The eight-speed automatic gearbox is one of the best in the business. The ZF-sourced ‘box is a masterclass, responding quickly, shifting smoothly, and also providing a sporting experience when the time calls. A manual override can be accessed via the gear lever, but there’s no need for that in a relaxed car like this. The eight-speeder sends 390 kW to all four wheels - yes, the 750Li is all-wheel drive. Known as xDrive, it gives even greater stability to an already solid motor vehicle.

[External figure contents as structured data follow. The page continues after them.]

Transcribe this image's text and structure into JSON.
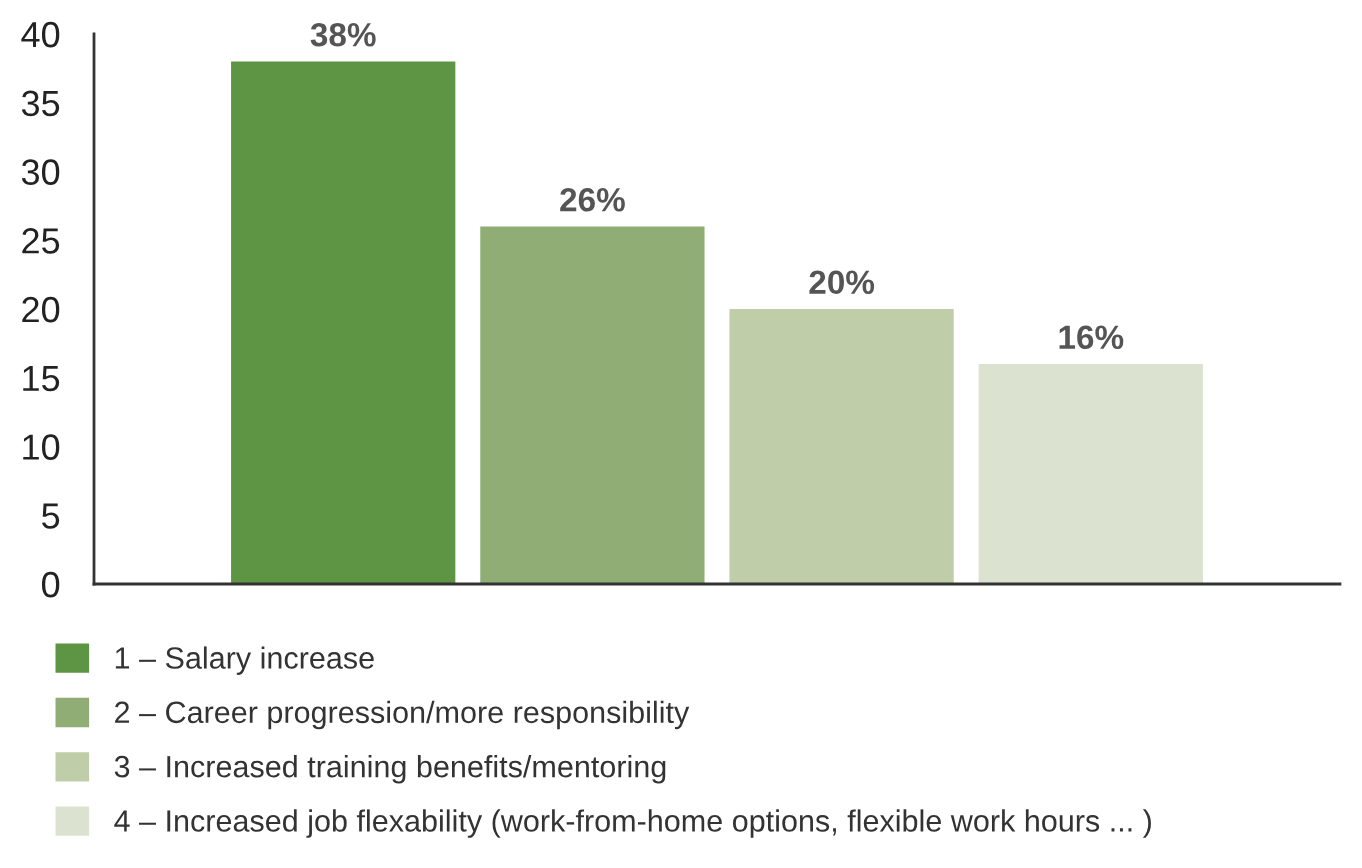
{
  "chart_data": {
    "type": "bar",
    "categories": [
      null,
      null,
      null,
      null
    ],
    "series": [
      {
        "name": "1 – Salary increase",
        "color": "#5e9545",
        "values": [
          38,
          null,
          null,
          null
        ],
        "value_labels": [
          "38%",
          null,
          null,
          null
        ]
      },
      {
        "name": "2 – Career progression/more responsibility",
        "color": "#8fad74",
        "values": [
          null,
          26,
          null,
          null
        ],
        "value_labels": [
          null,
          "26%",
          null,
          null
        ]
      },
      {
        "name": "3 – Increased training benefits/mentoring",
        "color": "#bfcda8",
        "values": [
          null,
          null,
          20,
          null
        ],
        "value_labels": [
          null,
          null,
          "20%",
          null
        ]
      },
      {
        "name": "4 – Increased job flexability (work-from-home options, flexible work hours ... )",
        "color": "#dbe3d0",
        "values": [
          null,
          null,
          null,
          16
        ],
        "value_labels": [
          null,
          null,
          null,
          "16%"
        ]
      }
    ],
    "ylim": [
      0,
      40
    ],
    "yticks": [
      0,
      5,
      10,
      15,
      20,
      25,
      30,
      35,
      40
    ],
    "grid": false,
    "legend": "bottom"
  }
}
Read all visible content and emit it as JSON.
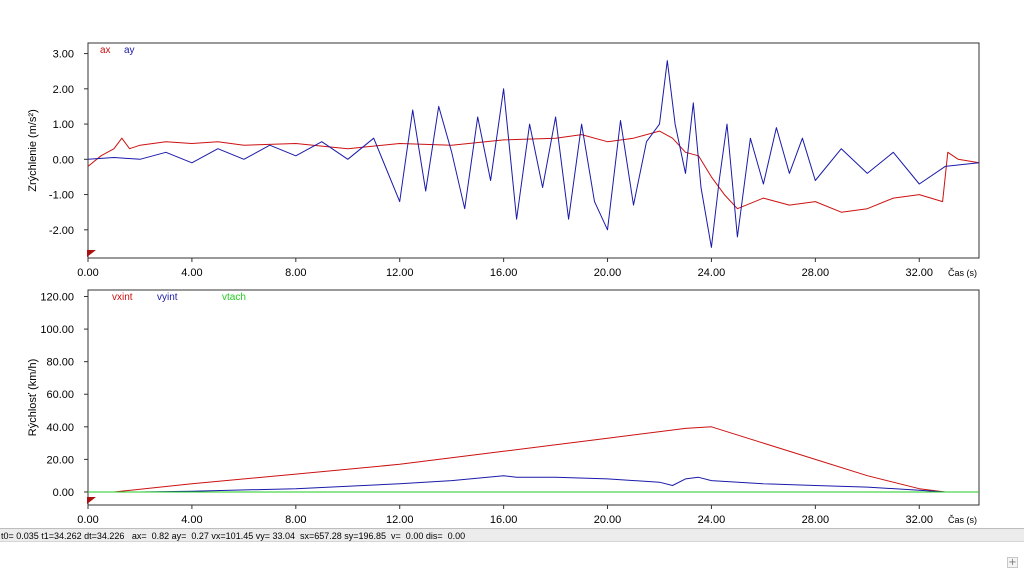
{
  "chart_data": [
    {
      "type": "line",
      "ylabel": "Zrýchlenie  (m/s²)",
      "xlabel": "Čas (s)",
      "xlim": [
        0,
        34.3
      ],
      "ylim": [
        -2.8,
        3.3
      ],
      "xticks": [
        0,
        4,
        8,
        12,
        16,
        20,
        24,
        28,
        32
      ],
      "yticks": [
        -2,
        -1,
        0,
        1,
        2,
        3
      ],
      "xtick_labels": [
        "0.00",
        "4.00",
        "8.00",
        "12.00",
        "16.00",
        "20.00",
        "24.00",
        "28.00",
        "32.00"
      ],
      "ytick_labels": [
        "-2.00",
        "-1.00",
        "0.00",
        "1.00",
        "2.00",
        "3.00"
      ],
      "legend_position": "top-left",
      "series": [
        {
          "name": "ax",
          "color": "#cc1111",
          "x": [
            0,
            0.5,
            1,
            1.3,
            1.6,
            2,
            3,
            4,
            5,
            6,
            8,
            10,
            12,
            14,
            16,
            18,
            19,
            20,
            21,
            22,
            22.5,
            23,
            23.5,
            24,
            24.5,
            25,
            26,
            27,
            28,
            29,
            30,
            31,
            32,
            32.9,
            33.1,
            33.5,
            34.3
          ],
          "y": [
            -0.2,
            0.1,
            0.3,
            0.6,
            0.3,
            0.4,
            0.5,
            0.45,
            0.5,
            0.4,
            0.45,
            0.3,
            0.45,
            0.4,
            0.55,
            0.6,
            0.7,
            0.5,
            0.6,
            0.8,
            0.6,
            0.2,
            0.1,
            -0.5,
            -1.0,
            -1.4,
            -1.1,
            -1.3,
            -1.2,
            -1.5,
            -1.4,
            -1.1,
            -1.0,
            -1.2,
            0.2,
            0.0,
            -0.1
          ]
        },
        {
          "name": "ay",
          "color": "#1a1aaa",
          "x": [
            0,
            1,
            2,
            3,
            4,
            5,
            6,
            7,
            8,
            9,
            10,
            11,
            12,
            12.5,
            13,
            13.5,
            14,
            14.5,
            15,
            15.5,
            16,
            16.5,
            17,
            17.5,
            18,
            18.5,
            19,
            19.5,
            20,
            20.5,
            21,
            21.5,
            22,
            22.3,
            22.6,
            23,
            23.3,
            23.6,
            24,
            24.3,
            24.6,
            25,
            25.5,
            26,
            26.5,
            27,
            27.5,
            28,
            29,
            30,
            31,
            32,
            33,
            34.3
          ],
          "y": [
            0.0,
            0.05,
            0.0,
            0.2,
            -0.1,
            0.3,
            0.0,
            0.4,
            0.1,
            0.5,
            0.0,
            0.6,
            -1.2,
            1.4,
            -0.9,
            1.5,
            0.2,
            -1.4,
            1.2,
            -0.6,
            2.0,
            -1.7,
            1.0,
            -0.8,
            1.2,
            -1.7,
            1.0,
            -1.2,
            -2.0,
            1.1,
            -1.3,
            0.5,
            1.0,
            2.8,
            1.0,
            -0.4,
            1.6,
            -0.8,
            -2.5,
            -0.6,
            1.0,
            -2.2,
            0.6,
            -0.7,
            0.9,
            -0.4,
            0.6,
            -0.6,
            0.3,
            -0.4,
            0.2,
            -0.7,
            -0.2,
            -0.1
          ]
        }
      ]
    },
    {
      "type": "line",
      "ylabel": "Rýchlosť (km/h)",
      "xlabel": "Čas (s)",
      "xlim": [
        0,
        34.3
      ],
      "ylim": [
        -8,
        124
      ],
      "xticks": [
        0,
        4,
        8,
        12,
        16,
        20,
        24,
        28,
        32
      ],
      "yticks": [
        0,
        20,
        40,
        60,
        80,
        100,
        120
      ],
      "xtick_labels": [
        "0.00",
        "4.00",
        "8.00",
        "12.00",
        "16.00",
        "20.00",
        "24.00",
        "28.00",
        "32.00"
      ],
      "ytick_labels": [
        "0.00",
        "20.00",
        "40.00",
        "60.00",
        "80.00",
        "100.00",
        "120.00"
      ],
      "legend_position": "top-left",
      "series": [
        {
          "name": "vxint",
          "color": "#cc1111",
          "x": [
            0,
            1,
            4,
            8,
            12,
            16,
            20,
            23,
            24,
            26,
            28,
            30,
            32,
            33,
            34.3
          ],
          "y": [
            0,
            0,
            5,
            11,
            17,
            25,
            33,
            39,
            40,
            30,
            20,
            10,
            2,
            0,
            0
          ]
        },
        {
          "name": "vyint",
          "color": "#1a1aaa",
          "x": [
            0,
            2,
            4,
            8,
            12,
            14,
            16,
            16.5,
            18,
            20,
            22,
            22.5,
            23,
            23.5,
            24,
            26,
            28,
            30,
            32,
            33,
            34.3
          ],
          "y": [
            0,
            0,
            0.5,
            2,
            5,
            7,
            10,
            9,
            9,
            8,
            6,
            4,
            8,
            9,
            7,
            5,
            4,
            3,
            1,
            0,
            0
          ]
        },
        {
          "name": "vtach",
          "color": "#22cc22",
          "x": [
            0,
            34.3
          ],
          "y": [
            0,
            0
          ]
        }
      ]
    }
  ],
  "status_bar": {
    "text": "t0= 0.035 t1=34.262 dt=34.226   ax=  0.82 ay=  0.27 vx=101.45 vy= 33.04  sx=657.28 sy=196.85  v=  0.00 dis=  0.00"
  },
  "corner_button": {
    "label": "+"
  }
}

On the open road, the 750Li is wonderfully relaxing to drive. Plenty of torque makes for easy overtaking, while the fuel economy is surprisingly decent for a two-ton plus, V8-engined luxury car. BMW claims an average fuel economy figure of 10,2 L/100 km - easily achievable if driven with care.
Through corners, that BMW DNA is very much apparent. For the large leviathan it is, the 750Li isn’t uncomfortable being hustled through a set of corners. The steering is tuned for comfort but still provides direct feedback when cornering quickly. Body roll is apparent, but that is to be expected for such a large car.
The facelift has given the once anonymous G12 7 Series a heavy dose of much-needed presence. The styling updates (which include the controversial grille) may not be to everyone's tastes, but it certainly gives the big Beemer even more upmarket appeal. It also remains a joy to drive, blending that typical BMW joie-de-vivre with S-Class rivaling comfort. While it doesn’t manage to eclipse the big Benz when it comes to outright luxury, it comes very close. At R2 544 700, the 750Li is undeniably expensive. But then again, you pay for this level of luxury, refinement, and technology. It comes very close to its Stuttgart rival but falls a few inches short. That being said, it is good fun to drive, and perhaps the most dynamic alternative in this luxury class.